Un canone versato per tanti anni
Tutto ha avuto inizio tredici anni fa, quando il professionista, desideroso di offrire ai suoi clienti un servizio completo e di semplificare la propria quotidianità, ha deciso di affittare un locale per aprire il suo salone nel cuore di Zurigo. Il contratto stipulato con la proprietaria immobile sembrava vantaggioso: oltre allo spazio commerciale, veniva garantito anche l’utilizzo esclusivo di una piazzola privata situata proprio davanti all’ingresso del salone. Un dettaglio tutt’altro che trascurabile, in una città dove trovare un parcheggio rappresenta spesso una vera e propria impresa.
Per ben tredici anni, il parrucchiere ha versato regolarmente 100 franchi svizzeri al mese alla proprietaria immobile, per un totale di circa tredicimila euro. Una cifra considerevole, che egli riteneva più che giustificata dal vantaggio di poter disporre di una piazzola privata riservata. Ma la realtà era ben diversa: quello spazio, che pensava di aver “blindato” grazie al contratto, era in realtà di dominio pubblico e accessibile a chiunque.
La scoperta è avvenuta in modo del tutto casuale, a seguito di una multa per divieto di sosta, la seconda in tanti anni. Insospettito dall’accaduto, il parrucchiere ha deciso di andare a fondo nella questione, avviando una personale indagine tra mappe catastali e documenti ufficiali. Il risultato delle sue ricerche è stato un vero colpo al cuore: la tanto agognata piazzola privata non era mai stata di sua esclusiva pertinenza.
Non finisce qui
Ferito nell’orgoglio e danneggiato economicamente, il professionista ha scelto di agire per vie legali, denunciando la proprietaria immobile per truffa e arricchimento indebito. Sentendosi vittima di un raggiro durato anni, ha deciso anche di lasciare il locale e trasferire la propria attività altrove, per voltare definitivamente pagina. Ma la vicenda ha preso una piega inaspettata: anziché tentare una mediazione o proporre un risarcimento, la proprietaria immobile ha contrattaccato, accusando il parrucchiere di diffamazione e sostenendo che, in fondo, entrambi avevano tratto beneficio dall’accordo.
Il caso è ora all’attenzione della giustizia svizzera, chiamata a pronunciarsi su una situazione che mette in luce le “zone grigie” che possono celarsi anche nelle società più organizzate. Se da un lato la proprietaria immobile si difende affermando che l’accordo era chiaro e trasparente, dall’altro il parrucchiere rivendica il proprio diritto a essere tutelato contro pratiche ingannevoli che ledono la fiducia e il patrimonio dei cittadini.
La vicenda in tribunale
Questa vicenda rappresenta un monito importante per tutti coloro che, nella frenesia della vita urbana, si affidano a contratti e accordi apparentemente inattaccabili. L’esperienza del parrucchiere di Zurigo invita a non dare mai nulla per scontato e a verificare sempre la natura legale degli spazi che si intende utilizzare, soprattutto quando si tratta di un parcheggio in una città dove ogni metro quadrato ha un valore inestimabile.

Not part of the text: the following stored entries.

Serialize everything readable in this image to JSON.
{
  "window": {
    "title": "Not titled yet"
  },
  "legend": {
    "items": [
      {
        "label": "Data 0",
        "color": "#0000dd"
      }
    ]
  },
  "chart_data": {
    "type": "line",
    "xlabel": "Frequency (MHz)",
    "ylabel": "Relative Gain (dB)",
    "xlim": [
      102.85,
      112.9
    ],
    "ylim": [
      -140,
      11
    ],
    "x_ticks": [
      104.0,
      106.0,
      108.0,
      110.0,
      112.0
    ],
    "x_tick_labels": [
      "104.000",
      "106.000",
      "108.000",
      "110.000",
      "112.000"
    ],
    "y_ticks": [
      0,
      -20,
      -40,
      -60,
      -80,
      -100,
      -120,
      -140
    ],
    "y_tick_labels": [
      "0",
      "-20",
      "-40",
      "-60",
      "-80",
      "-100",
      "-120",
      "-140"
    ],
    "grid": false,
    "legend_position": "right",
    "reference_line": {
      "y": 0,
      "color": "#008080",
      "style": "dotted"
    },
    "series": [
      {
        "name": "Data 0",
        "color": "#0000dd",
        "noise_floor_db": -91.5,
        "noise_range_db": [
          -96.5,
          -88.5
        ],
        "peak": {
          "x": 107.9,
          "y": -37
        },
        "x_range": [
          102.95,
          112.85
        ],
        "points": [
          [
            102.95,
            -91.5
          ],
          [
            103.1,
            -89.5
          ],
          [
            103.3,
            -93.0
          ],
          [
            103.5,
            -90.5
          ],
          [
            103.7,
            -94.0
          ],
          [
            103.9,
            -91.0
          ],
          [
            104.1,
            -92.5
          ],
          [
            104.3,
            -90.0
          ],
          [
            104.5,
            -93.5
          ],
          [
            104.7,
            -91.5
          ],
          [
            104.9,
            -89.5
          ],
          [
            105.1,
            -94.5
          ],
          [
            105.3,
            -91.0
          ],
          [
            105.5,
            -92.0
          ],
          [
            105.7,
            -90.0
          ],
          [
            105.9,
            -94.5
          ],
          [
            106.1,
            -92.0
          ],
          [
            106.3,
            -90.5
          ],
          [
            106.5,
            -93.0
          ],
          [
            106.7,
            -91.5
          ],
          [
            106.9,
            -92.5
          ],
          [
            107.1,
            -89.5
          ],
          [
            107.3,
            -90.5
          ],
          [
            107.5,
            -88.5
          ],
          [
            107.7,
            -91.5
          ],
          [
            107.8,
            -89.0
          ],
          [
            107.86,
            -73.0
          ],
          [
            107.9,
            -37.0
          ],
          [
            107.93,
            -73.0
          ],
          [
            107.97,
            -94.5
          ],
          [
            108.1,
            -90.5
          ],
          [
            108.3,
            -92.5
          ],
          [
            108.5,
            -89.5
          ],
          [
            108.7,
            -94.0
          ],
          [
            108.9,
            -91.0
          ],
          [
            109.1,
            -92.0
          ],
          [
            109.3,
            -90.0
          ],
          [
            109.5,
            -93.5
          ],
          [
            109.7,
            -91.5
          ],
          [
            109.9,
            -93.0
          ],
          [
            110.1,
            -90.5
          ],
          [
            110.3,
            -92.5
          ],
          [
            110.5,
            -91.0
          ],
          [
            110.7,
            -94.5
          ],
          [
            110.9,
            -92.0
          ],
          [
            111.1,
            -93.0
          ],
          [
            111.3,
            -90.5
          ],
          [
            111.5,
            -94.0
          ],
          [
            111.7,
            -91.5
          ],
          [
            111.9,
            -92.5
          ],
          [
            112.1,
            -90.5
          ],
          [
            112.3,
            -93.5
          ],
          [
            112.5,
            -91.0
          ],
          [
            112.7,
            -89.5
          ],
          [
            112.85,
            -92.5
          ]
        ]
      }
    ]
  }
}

La storia della piazzola privata che privata non era, del denaro versato inutilmente e della battaglia legale che ne è scaturita, è destinata a far riflettere non solo gli automobilisti, ma anche chi si occupa della gestione degli spazi urbani e delle regole che li governano. Un piccolo grande scandalo che, in una Zurigo apparentemente immune da errori, dimostra come anche la precisione svizzera possa essere messa a dura prova da interessi privati e mancanza di trasparenza.